Results: A total of 7979 patients were included from 8 centers with the number of cases for each procedure ranging from 75 for tetralogy of Fallot repair after prior palliation to 1104 for ventricular septal defect repairs (Figure). In aggregate, the unadjusted mortality ranged from 0% for ASD repair to 25.3% for Hybrid Stage I. There was significant heterogeneity in case volumes and unadjusted mortality for the different procedural categories across sites (e.g., ASO/VSD n=7 to 42, mortality 0% to 7%; Hybrid n=1 to 41, mortality 0% to 43%).

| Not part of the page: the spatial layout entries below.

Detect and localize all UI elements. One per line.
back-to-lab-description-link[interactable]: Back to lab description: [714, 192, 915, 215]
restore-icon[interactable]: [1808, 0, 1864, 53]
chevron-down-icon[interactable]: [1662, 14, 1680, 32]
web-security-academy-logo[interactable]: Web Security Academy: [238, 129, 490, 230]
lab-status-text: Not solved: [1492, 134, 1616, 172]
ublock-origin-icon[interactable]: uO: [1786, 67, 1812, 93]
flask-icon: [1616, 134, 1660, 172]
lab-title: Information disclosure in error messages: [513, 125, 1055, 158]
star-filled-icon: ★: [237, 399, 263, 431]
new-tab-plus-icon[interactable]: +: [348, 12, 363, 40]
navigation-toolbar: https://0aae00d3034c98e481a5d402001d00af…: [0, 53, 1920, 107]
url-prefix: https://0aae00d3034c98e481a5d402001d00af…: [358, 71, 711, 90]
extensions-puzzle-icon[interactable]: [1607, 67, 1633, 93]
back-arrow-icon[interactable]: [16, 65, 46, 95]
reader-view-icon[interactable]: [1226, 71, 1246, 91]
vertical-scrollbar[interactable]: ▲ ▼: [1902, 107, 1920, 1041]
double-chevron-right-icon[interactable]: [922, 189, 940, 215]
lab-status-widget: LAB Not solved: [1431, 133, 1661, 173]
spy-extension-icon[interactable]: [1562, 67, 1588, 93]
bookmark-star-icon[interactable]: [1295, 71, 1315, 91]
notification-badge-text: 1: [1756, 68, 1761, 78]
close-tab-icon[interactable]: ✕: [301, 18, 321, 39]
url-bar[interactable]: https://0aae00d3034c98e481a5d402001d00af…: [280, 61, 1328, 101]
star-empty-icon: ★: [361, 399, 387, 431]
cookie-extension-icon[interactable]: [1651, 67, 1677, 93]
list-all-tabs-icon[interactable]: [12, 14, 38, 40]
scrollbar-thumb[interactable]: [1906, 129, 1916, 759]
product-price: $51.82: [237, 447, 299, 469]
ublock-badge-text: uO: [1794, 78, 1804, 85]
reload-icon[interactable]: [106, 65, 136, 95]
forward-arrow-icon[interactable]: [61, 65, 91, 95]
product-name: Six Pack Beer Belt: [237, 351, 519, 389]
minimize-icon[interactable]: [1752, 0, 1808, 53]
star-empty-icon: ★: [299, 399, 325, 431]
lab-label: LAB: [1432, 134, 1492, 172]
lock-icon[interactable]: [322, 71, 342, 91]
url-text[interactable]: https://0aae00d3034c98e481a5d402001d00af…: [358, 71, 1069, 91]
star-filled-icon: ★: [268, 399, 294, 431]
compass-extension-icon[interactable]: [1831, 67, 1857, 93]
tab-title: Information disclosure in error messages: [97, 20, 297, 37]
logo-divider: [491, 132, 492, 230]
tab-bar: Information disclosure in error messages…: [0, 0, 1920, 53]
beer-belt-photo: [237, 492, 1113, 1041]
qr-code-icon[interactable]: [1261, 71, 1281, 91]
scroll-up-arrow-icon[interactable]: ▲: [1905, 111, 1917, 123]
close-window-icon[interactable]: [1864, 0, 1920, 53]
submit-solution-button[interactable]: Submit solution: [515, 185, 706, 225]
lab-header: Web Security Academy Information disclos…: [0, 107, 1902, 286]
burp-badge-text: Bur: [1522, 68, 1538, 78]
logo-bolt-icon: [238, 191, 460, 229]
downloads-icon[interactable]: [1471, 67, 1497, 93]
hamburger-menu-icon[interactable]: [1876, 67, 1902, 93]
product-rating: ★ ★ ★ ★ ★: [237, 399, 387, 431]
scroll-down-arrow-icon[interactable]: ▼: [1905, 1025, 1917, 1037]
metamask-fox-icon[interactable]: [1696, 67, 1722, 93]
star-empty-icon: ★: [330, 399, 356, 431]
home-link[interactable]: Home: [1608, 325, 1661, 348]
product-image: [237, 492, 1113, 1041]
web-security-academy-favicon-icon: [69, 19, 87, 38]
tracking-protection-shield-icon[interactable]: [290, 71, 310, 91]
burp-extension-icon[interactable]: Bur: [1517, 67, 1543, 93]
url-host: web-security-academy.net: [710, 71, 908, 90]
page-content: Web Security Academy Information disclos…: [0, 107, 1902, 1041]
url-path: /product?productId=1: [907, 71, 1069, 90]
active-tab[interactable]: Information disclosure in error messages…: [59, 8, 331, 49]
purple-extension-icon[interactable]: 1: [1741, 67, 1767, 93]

Conclusion: Reporting of institutional case volumes and outcomes, albeit unadjusted, within homogenous procedural categories will enable centers to benchmark their outcomes, better understand trends in mortality, and provides direction for improvement. Such analyses, when made public, will provide parents with information on a wide variety of specific operations. Including volumes of common operations will allow them to better understand each institution's experience with each operation. Future analysis will include adjustment for preoperative and patient-specific factors, which may allow for the development of prediction tools for outcomes that can aid counseling and setting of expectations not only for parents but also for the entire care team.